The CNS "has no good choices", said Jakrapob. "If they crack down on us, they risk making us democratic heroes. If they do nothing, they risk looking like wimps. Either way it demonstrates that after less than one year their power has declined significantly."

If the PTV-inspired crowds start to swell beyond 10,000, it's entirely possible that the CNS opts for the stick rather than the carrot. Assistant army commander and CNS hardliner General Saprang Kalayanamitr, tipped by some to become army commander when CNS leader General Sonthi retires this year, in widely reported public remarks referred to PTV's founders and supporters as "dogs" and claimed that he had "spared their lives" by not cracking down on their protests.

It is not lost on PTV's founders that Bangkok's middle classes enthusiastically supported both the anti-government rallies and the military's extra-constitutional intervention that drove Thaksin's allegedly corrupt administration from power. And the widely attended anti-government rallies were also significantly shrouded in royal symbolism, with tens of thousands of anti-Thaksin protesters donning yellow shirts emblazoned with "We Love the King" messages.
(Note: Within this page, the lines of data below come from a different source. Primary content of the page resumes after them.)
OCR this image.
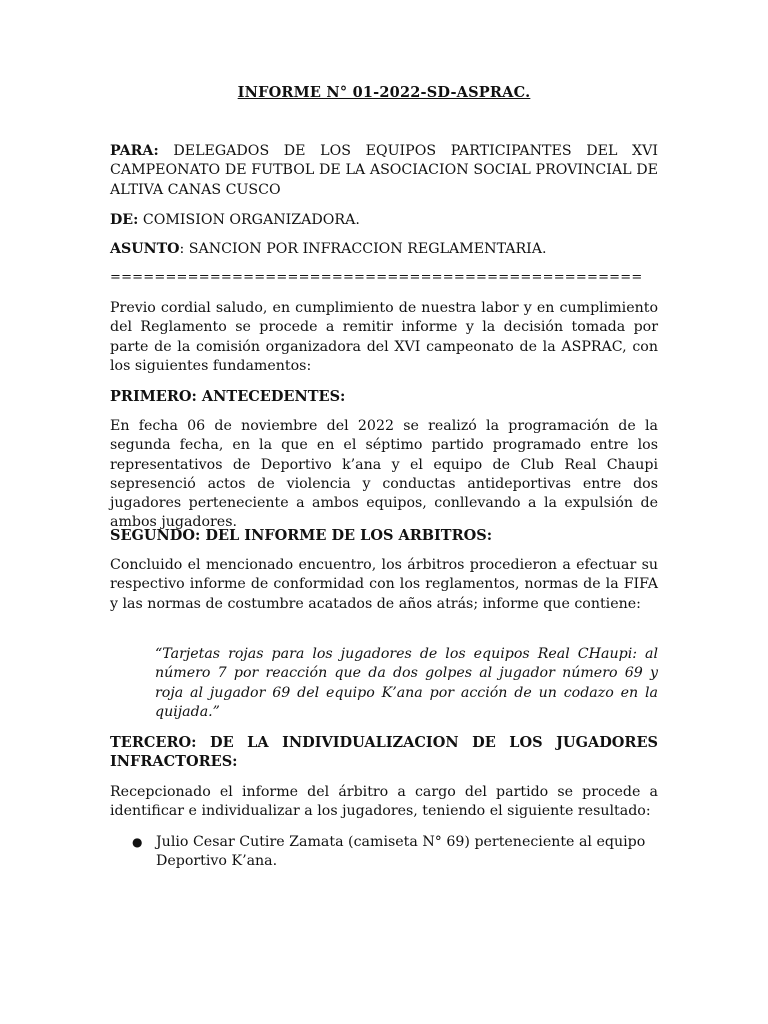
INFORME N° 01-2022-SD-ASPRAC.
PARA: DELEGADOS DE LOS EQUIPOS PARTICIPANTES DEL XVI CAMPEONATO DE FUTBOL DE LA ASOCIACION SOCIAL PROVINCIAL DE ALTIVA CANAS CUSCO
DE: COMISION ORGANIZADORA.
ASUNTO: SANCION POR INFRACCION REGLAMENTARIA.
================================================
Previo cordial saludo, en cumplimiento de nuestra labor y en cumplimiento del Reglamento se procede a remitir informe y la decisión tomada por parte de la comisión organizadora del XVI campeonato de la ASPRAC, con los siguientes fundamentos:
PRIMERO: ANTECEDENTES:
En fecha 06 de noviembre del 2022 se realizó la programación de la segunda fecha, en la que en el séptimo partido programado entre los representativos de Deportivo k’ana y el equipo de Club Real Chaupi sepresenció actos de violencia y conductas antideportivas entre dos jugadores perteneciente a ambos equipos, conllevando a la expulsión de ambos jugadores.
SEGUNDO: DEL INFORME DE LOS ARBITROS:
Concluido el mencionado encuentro, los árbitros procedieron a efectuar su respectivo informe de conformidad con los reglamentos, normas de la FIFA y las normas de costumbre acatados de años atrás; informe que contiene:
“Tarjetas rojas para los jugadores de los equipos Real CHaupi: al número 7 por reacción que da dos golpes al jugador número 69 y roja al jugador 69 del equipo K’ana por acción de un codazo en la quijada.”
TERCERO: DE LA INDIVIDUALIZACION DE LOS JUGADORES INFRACTORES:
Recepcionado el informe del árbitro a cargo del partido se procede a identificar e individualizar a los jugadores, teniendo el siguiente resultado:
● Julio Cesar Cutire Zamata (camiseta N° 69) perteneciente al equipo Deportivo K’ana.
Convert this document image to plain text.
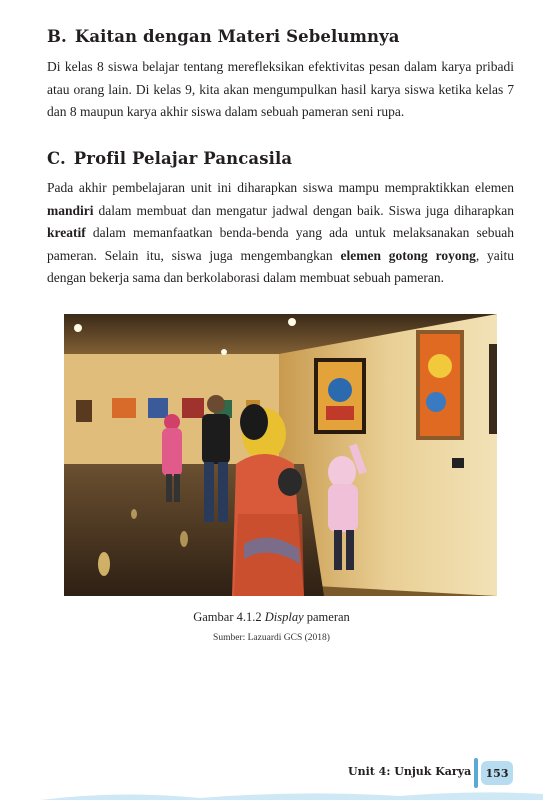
B. Kaitan dengan Materi Sebelumnya

Di kelas 8 siswa belajar tentang merefleksikan efektivitas pesan dalam karya pribadi atau orang lain. Di kelas 9, kita akan mengumpulkan hasil karya siswa ketika kelas 7 dan 8 maupun karya akhir siswa dalam sebuah pameran seni rupa.

C. Profil Pelajar Pancasila

Pada akhir pembelajaran unit ini diharapkan siswa mampu mempraktikkan elemen mandiri dalam membuat dan mengatur jadwal dengan baik. Siswa juga diharapkan kreatif dalam memanfaatkan benda-benda yang ada untuk melaksanakan sebuah pameran. Selain itu, siswa juga mengembangkan elemen gotong royong, yaitu dengan bekerja sama dan berkolaborasi dalam membuat sebuah pameran.

Gambar 4.1.2 Display pameran

Sumber: Lazuardi GCS (2018)

Unit 4: Unjuk Karya	153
One message PTV is keen to get out either over the airwaves or through protests is that the monarchy did not necessarily support last year's coup, but rather that the military intervention was presented to the palace as a fait accompli. Like the leaders of the anti-government street protesters, the military also mobilized royal symbolism the night of the coup, indicating to some political observers that the coup makers may have had the palace's blessing.
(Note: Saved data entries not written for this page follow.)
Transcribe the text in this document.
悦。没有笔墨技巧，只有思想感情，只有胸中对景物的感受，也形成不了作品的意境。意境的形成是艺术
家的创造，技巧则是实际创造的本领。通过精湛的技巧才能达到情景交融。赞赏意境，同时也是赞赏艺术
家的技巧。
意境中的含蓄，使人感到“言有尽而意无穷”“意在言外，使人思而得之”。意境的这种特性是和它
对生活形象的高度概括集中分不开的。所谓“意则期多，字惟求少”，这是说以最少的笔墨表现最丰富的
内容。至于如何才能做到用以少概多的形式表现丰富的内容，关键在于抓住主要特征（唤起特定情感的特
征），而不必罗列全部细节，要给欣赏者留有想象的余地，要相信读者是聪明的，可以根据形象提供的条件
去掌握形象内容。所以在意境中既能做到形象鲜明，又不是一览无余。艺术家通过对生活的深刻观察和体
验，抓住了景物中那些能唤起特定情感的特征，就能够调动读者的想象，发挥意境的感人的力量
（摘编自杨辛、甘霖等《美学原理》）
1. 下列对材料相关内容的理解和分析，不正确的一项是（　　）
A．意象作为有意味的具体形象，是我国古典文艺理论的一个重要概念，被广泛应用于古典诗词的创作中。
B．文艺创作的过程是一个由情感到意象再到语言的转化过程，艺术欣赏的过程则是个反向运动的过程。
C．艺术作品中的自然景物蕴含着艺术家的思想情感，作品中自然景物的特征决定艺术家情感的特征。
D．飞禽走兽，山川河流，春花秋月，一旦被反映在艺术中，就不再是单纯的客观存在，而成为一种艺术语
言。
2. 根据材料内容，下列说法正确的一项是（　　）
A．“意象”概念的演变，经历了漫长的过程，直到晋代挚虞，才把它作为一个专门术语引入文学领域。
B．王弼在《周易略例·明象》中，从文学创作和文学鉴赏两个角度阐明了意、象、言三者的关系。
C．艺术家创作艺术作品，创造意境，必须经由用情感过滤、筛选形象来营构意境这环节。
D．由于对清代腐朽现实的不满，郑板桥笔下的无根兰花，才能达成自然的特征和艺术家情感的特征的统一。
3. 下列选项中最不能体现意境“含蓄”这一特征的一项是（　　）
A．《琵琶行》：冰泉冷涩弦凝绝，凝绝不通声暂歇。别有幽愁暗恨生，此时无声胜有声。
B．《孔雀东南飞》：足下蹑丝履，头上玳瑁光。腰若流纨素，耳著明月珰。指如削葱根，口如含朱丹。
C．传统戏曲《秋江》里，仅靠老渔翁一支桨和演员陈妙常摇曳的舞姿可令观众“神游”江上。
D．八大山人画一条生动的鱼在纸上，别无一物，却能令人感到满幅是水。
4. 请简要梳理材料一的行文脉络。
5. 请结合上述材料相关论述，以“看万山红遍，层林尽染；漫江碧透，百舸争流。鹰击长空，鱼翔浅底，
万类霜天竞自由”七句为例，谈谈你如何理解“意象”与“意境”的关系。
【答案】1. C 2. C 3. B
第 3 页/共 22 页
They note that lese majeste charges filed by the CNS against Thaksin were dropped as unfounded this month by a criminal court. Jakrapob contends, allegedly based on conversations he has had with King Bhumibol's personal advisers, that the monarch has ignored an amnesty request for last year's coup forwarded to him in December by the CNS. A senior PTV member also claims that Thaksin recently met with Crown Prince Vajiralongkorn in London to discuss his possible return to the country in June, based on information he received by telephone from Thaksin.

It's impossible to know whether such assertions are based on fact or rather are PTV's attempt to play the royal card in their own political favor. The station's founders also say they are willing to end their street protests if they are allowed to go on air - which likewise may be true or false. What is clear is that PTV's politicians cum journalists cum protest leaders are preparing to go for broke with their street rallies - risking the same type of confrontation and social fragmentation last year's coup was supposedly staged to avoid.

Shawn W Crispin is Asia Times Online's Southeast Asia editor.